A spectrophotometric method is described for the determination of total cholinesterase activity in groups of 3–30 end plates, after staining with copper thiocholine and dissecting from the rat diaphragm, by continuous recording of the yellow colour (412 mμ) produced by reaction between dithiobisnitrobenzoate (1mm) and thiol groups liberated enzymatically from acetylthiocholine (5mm) at pH 7·0. Cholinesterase activity of end plates after correction for muscle ranged from 3·3–22·3 times 10−11m/end plate/hr and muscle cholinesterase activity ranged from 8·8–29·4 times 10−11 μg/hr. 2·9–26·7% of measured end plate cholinesterase activity was attributable to muscle. The results for end plate cholinesterase agreed with those obtained by other workers using microgasometric techniques.
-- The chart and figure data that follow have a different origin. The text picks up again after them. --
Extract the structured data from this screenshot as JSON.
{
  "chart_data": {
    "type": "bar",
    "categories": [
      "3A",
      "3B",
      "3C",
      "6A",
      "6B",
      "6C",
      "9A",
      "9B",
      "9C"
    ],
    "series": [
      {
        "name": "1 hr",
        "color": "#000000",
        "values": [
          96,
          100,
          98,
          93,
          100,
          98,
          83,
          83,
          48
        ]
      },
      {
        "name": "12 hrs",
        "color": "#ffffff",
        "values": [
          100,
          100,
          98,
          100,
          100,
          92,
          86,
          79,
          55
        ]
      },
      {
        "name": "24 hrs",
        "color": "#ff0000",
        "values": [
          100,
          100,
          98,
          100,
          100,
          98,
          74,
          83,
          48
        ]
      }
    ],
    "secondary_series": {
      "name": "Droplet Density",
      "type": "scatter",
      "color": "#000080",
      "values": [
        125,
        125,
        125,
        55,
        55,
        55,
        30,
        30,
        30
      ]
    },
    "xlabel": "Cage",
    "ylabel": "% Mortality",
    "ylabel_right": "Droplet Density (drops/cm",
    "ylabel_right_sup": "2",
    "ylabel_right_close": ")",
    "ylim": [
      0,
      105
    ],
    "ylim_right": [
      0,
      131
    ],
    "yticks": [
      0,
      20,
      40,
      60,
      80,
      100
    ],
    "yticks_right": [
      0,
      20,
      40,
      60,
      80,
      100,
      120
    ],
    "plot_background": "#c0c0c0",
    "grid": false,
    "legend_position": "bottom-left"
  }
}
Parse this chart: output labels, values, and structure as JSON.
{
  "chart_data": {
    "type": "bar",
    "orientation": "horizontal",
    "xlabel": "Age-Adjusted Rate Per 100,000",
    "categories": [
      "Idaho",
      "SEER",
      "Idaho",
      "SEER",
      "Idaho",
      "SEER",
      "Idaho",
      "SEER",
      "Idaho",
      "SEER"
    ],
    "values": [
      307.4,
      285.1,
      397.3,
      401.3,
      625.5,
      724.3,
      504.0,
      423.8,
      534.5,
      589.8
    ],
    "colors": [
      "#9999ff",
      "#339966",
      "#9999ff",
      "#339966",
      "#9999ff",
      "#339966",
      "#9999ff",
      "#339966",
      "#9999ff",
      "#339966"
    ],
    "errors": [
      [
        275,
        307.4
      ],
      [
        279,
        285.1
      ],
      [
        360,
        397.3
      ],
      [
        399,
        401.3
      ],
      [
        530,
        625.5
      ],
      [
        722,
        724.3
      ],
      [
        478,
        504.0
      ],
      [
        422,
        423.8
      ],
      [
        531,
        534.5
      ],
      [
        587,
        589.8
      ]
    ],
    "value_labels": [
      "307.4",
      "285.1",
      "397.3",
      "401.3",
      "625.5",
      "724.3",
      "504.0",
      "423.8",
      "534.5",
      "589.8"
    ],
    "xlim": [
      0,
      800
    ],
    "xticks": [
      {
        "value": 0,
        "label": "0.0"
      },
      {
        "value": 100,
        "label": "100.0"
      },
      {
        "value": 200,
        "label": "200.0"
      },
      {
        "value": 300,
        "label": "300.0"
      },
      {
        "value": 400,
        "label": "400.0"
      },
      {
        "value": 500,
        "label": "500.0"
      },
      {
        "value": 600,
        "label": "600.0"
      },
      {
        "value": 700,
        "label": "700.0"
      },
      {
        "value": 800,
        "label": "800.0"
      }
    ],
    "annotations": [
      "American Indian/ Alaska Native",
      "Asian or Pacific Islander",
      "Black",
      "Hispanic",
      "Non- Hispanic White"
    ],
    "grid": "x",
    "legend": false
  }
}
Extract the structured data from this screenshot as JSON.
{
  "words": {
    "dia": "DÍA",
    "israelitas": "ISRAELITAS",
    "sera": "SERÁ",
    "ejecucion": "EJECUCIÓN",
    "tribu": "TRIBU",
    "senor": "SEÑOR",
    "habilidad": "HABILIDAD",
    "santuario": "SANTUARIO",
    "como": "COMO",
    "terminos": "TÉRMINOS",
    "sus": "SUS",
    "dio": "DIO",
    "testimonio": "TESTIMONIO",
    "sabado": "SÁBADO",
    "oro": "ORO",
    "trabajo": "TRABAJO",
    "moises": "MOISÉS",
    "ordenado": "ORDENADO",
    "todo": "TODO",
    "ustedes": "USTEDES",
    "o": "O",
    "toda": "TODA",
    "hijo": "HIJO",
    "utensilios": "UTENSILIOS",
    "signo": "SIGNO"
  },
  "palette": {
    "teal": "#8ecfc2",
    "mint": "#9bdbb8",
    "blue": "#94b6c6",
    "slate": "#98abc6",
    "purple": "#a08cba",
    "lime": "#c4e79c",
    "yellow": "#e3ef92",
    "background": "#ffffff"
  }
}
It was calculated that there were approximately 3·6 times 106 cholinesterase active sites/end plate which compared closely with 6 times 106 molecules acetylcholine released/ nerve ending/impulse and 2·6 times 106 cholinergic receptors/end plate given in the literature. It is suggested that each acetylcholine molecule after liberation from a nerve ending may interact with one receptor and be destroyed by one cholinesterase active site.